Toon Story: John Lasseter's Animated Life
Over the next decade, the Pixar studio, located in Point Richmond, California, would lead the computer animation industry both technically and aesthetically. Lasseter directed the studio's first short film, 1986's Luxo, Jr, which starred a desk lamp and its precocious child. Two years later, another of the studio's shorts, Tin Toy, also directed by Lasseter, would tell the tale of a destructive baby and a nervous wind-up toy. The short subject would make history as the first computer animated film ever to win an Academy Award. The short subject sprang from Lasseter's love for toys (he still has his entire Hot Wheels car collection from childhood), which was taken to greater heights with Toy Story.
A Bug's Life "Part of what makes a great movie is character growth," says Lasseter, who co-directs A Bug's Life with Andrew Stanton. "With Flik, he grows quite a bit, but more importantly, everyone around him, because of his influence, also grows a tremendous amount. In your own life, you don't realize all the people that you come in contact with - your friends, your loved ones - how much you affect them. It's a really apt emotional core to the film that fits with everyone's everyday lives."

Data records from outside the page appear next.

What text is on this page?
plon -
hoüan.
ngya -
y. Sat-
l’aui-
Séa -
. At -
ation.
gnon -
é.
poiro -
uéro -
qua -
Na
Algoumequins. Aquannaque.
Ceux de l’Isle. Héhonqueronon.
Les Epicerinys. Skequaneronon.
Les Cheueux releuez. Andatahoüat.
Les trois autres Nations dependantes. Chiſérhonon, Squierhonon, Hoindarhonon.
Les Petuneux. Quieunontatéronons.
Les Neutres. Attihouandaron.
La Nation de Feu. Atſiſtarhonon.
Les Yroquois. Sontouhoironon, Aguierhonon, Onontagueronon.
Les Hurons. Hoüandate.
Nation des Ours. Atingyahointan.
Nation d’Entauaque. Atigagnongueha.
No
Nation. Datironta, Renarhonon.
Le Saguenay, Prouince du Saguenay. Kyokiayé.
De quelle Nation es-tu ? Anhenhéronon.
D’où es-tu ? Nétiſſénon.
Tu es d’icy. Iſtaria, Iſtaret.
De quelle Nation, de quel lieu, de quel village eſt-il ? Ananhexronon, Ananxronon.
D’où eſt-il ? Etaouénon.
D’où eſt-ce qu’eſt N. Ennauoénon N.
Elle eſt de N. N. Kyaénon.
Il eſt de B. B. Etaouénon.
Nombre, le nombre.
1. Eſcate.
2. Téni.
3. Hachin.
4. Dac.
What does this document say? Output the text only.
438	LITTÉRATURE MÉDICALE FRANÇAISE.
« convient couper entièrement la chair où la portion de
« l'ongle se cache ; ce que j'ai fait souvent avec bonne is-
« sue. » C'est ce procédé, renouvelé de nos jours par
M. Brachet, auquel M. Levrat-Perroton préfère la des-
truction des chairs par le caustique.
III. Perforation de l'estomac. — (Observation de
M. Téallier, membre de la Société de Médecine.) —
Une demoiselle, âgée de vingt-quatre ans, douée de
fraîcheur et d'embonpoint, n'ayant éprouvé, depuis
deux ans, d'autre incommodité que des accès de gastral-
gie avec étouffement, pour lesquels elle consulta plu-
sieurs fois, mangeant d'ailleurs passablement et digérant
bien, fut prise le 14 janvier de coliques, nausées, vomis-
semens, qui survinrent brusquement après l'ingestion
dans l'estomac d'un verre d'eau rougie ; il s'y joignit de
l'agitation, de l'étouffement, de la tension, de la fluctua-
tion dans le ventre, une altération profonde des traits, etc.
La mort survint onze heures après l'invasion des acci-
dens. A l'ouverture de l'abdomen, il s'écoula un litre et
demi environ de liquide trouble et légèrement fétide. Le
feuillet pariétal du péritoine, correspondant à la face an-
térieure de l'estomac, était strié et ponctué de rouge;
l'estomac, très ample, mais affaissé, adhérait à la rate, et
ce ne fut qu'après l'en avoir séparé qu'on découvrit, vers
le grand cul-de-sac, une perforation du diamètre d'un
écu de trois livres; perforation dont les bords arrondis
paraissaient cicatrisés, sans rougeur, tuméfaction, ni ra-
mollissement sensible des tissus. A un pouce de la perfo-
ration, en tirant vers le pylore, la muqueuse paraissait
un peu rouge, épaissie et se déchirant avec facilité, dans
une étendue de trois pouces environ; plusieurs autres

Now, both Pixar and Disney hope that computer generated lightening indeed strikes twice with A Bug's Life. In the film, a misfit ant named Flik (voiced by News Radio's Dave Foley) tries to save his colony from a group of greedy grasshoppers, led by the villainous Hopper (Kevin Spacey). Flik recruits a group of insects he thinks are mercenaries, but instead turn out to be inept performers from a flea circus.
In addition to Spacey and Foley, Bug's Life also features a stellar voice cast that includes Julia Louis-Dreyfus as the ant Princess Atta, Denis Leary as Francis, a male lady bug with a "chip on his wing," Jonathan Harris (Dr. Smith from Lost in Space) as Manny, the praying mantis magician, the late Roddy McDowall as the ant Mr. Soil, and Phyllis Diller as the Queen of the ant colony.
There is another member of the cast that many outside animation circles may not recognize. Joe Ranft, a veteran Disney story man, provides the voice of Heimlich, the always-hungry caterpillar. During the early days of production on Bug's Life, Ranft provided the voice for Heimlich on the film's temporary soundtrack. Lasseter remembers, "In creating the character Heimlich, Joe, who is just a very funny person, did this hilarious, high-pitched, German, mama's boy voice. We were just cracking up."
While casting the voices, the filmmakers searched for another, "permanent" Heimlich, but none seemed to match Ranft's performance. Then, Lasseter brought a rough-cut, "story reel" home to show his wife and five sons. "Every time Joe said Heimlich's line, my wife giggled," he says. That's all it took, Lasseter told Ranft the next day that he had the part.